Allineare le due lenti del cannocchiale. Le Fondazioni d'impresa europee a confronto a Palermo

Nel capoluogo siciliano, a pochi giorni dalla chiusura di Manifesta 12, si è svolta la terza edizione del European Corporate Foundations Knowledge Exchange, importante occasione per riflettere su come innervare la dimensione sociale nel business, creando un ecosistema con una visione europea che parte da esigenze locali.

Palazzo Branciforte, sede dell'evento

A fine novembre Palermo ha aperto le sue porte alle fondazioni d’impresa per la terza edizione del European Corporate Foundations Knowledge Exchange, incontro internazionale dedicato alle corporate foundations promosso da DAFNE (Donors and Foundations Networks in Europe), la rete europea a cui appartengono tutte le associazioni nazionali delle fondazioni di tutto il continente tra cui Assifero, l’associazione italiana delle fondazioni di famiglia, di impresa e di comunità e altri enti filantropici.

Ottanta le fondazioni d’impresa presenti, provenienti da 11 Paesi europei[1], diverse tra loro per dimensioni e settore merceologico dell’azienda d’origine. Molti i delegati presenti per la prima volta all’evento.
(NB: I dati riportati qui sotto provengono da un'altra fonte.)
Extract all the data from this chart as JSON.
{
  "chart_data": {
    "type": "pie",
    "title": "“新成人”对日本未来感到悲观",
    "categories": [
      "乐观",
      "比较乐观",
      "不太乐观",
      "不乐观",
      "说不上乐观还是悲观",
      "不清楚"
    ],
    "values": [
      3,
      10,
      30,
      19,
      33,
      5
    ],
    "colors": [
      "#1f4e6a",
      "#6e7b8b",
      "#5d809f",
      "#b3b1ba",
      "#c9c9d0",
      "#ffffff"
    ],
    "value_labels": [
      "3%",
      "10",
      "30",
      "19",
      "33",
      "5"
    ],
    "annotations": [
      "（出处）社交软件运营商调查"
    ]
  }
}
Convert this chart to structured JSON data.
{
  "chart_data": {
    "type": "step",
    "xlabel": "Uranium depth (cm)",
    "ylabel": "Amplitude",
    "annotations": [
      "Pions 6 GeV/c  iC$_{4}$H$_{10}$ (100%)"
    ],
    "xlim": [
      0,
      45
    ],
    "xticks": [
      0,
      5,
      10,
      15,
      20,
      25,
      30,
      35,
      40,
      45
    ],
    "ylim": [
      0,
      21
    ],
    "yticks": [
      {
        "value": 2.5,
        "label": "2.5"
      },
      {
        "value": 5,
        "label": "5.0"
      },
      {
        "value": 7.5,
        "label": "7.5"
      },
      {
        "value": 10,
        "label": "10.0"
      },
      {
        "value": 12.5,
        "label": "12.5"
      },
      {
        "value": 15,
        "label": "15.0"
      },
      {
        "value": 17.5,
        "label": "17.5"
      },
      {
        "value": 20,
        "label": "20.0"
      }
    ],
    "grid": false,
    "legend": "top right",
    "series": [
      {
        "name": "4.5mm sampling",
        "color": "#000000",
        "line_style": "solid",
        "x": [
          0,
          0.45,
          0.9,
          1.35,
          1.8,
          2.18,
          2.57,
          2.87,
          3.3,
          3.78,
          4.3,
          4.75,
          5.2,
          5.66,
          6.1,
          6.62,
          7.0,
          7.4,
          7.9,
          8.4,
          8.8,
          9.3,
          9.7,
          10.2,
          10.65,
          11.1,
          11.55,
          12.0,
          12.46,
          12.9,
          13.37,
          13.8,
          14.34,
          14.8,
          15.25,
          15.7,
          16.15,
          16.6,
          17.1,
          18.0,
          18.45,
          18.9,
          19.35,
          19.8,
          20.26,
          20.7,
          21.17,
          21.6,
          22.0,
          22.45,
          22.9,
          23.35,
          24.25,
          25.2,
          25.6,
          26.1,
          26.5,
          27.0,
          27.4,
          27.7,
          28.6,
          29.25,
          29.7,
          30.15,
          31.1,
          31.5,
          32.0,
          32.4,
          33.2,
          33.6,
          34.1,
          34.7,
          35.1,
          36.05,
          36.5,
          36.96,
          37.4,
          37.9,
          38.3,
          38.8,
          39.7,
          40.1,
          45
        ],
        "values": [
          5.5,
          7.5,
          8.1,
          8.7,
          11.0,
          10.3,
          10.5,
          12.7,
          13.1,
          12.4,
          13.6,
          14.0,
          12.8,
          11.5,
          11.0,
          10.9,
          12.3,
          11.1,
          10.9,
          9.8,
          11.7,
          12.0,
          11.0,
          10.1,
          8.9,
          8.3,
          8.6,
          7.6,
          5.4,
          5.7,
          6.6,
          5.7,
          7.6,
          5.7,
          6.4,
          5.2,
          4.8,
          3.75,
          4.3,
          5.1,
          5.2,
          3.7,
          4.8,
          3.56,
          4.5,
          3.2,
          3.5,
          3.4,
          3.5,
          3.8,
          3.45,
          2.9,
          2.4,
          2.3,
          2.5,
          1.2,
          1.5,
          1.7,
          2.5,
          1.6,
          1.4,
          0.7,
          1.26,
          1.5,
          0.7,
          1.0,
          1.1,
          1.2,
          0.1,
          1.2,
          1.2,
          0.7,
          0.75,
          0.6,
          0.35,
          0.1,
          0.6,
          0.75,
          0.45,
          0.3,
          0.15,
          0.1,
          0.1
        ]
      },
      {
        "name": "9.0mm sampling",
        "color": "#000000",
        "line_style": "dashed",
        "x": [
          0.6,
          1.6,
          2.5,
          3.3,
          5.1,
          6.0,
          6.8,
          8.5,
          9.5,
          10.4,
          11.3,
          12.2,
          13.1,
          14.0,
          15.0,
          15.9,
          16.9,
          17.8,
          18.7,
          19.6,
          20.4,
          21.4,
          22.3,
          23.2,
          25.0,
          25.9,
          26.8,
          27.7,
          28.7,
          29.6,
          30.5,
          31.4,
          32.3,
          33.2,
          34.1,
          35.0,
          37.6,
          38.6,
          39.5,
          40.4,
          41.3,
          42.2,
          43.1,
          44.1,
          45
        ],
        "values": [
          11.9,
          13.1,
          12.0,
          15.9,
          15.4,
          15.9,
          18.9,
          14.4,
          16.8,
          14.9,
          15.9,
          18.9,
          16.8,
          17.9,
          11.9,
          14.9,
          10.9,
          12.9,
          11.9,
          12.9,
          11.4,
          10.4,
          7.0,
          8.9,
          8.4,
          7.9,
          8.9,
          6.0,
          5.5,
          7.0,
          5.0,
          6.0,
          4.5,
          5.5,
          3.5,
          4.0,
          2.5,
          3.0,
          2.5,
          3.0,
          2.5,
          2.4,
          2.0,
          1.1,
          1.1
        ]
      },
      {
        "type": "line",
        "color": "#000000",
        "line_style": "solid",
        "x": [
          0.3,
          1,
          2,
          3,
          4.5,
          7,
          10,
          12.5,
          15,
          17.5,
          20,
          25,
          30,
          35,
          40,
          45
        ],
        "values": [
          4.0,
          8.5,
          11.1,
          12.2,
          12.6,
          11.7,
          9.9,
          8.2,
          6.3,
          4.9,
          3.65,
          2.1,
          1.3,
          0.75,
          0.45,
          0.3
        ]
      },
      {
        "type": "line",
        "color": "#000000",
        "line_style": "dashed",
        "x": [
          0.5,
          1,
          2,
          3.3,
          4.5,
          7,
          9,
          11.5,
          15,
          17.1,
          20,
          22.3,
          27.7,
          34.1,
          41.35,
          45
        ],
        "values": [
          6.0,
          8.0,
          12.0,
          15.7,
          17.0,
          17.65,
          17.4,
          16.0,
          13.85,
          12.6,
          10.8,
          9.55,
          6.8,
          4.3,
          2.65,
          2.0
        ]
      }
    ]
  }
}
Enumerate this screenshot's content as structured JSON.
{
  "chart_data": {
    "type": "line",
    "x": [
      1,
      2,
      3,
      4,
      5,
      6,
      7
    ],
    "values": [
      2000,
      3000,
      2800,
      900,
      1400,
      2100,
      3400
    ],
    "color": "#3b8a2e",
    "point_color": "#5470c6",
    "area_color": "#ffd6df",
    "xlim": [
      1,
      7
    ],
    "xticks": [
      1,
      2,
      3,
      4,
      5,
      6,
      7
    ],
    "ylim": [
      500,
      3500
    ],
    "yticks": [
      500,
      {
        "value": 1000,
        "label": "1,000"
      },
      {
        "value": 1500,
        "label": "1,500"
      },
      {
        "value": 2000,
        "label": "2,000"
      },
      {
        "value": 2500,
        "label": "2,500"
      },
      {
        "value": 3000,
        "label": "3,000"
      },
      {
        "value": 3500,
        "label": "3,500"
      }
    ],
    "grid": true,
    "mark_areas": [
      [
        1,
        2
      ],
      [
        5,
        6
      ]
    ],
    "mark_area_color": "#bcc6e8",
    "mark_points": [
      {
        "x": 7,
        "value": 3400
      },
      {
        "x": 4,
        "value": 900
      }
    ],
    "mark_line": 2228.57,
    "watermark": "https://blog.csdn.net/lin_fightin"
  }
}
Dopo le tappe di Fointanbleau (2016) e Zurigo (2017) quest’anno la scelta di organizzare la ECFKE a Palermo non è ovviamente casuale: come ha ricordato il sindaco Leoluca Orlando nel suo intervento di apertura (riprendendo il discorso che ha tenuto a Parigi, all’Università SciencesPo, École urbaine a fine agosto) “Palermo capitale della mafia ancora negli anni ‘80 è oggi Palermo Capitale italiana della Cultura 2018, sede di Manifesta 12, tra le prime 5 città turistiche di Italia, inserita nel Patrimonio mondiale dell’UNESCO per la sua storia e per il suo presente Arabo Normanno, Palermo riferimento internazionale di cultura dell’accoglienza. (…) La nostra biodiversità non è genetica, non è per nascita. Siamo biodiversi per scelta, per cultura, per accoglienza. In questo scenario, le città, non soltanto Palermo, tutte le città del mondo, devono affrontare la sfida e incrociano il loro progetto di futuro sotto i nomi di Google e di Ahmed. Google (ma ognuno scelga altra multinazionale web) esprime la connessione virtuale e Ahmed (e ognuno scelga altro nome di migrante) esprime la connessione umana. (…) Palermo ha scelto Google ed Ahmed, ha scelto di fare sintesi: siamo oggi una delle città meglio cablate nel Mediterraneo e al tempo stesso siamo una città il cui Sindaco ripete ogni giorno che “a Palermo non vi sono migranti “. “Non 80.000, non 100.000, migranti a Palermo; chi vive a Palermo è palermitano”. Tutti diversi perché persone, esseri umani; tutti eguali perché persone, essere umani. A Palermo si difende e rivive ogni giorno l’orgoglio di razza, dell’unica razza. La razza umana”.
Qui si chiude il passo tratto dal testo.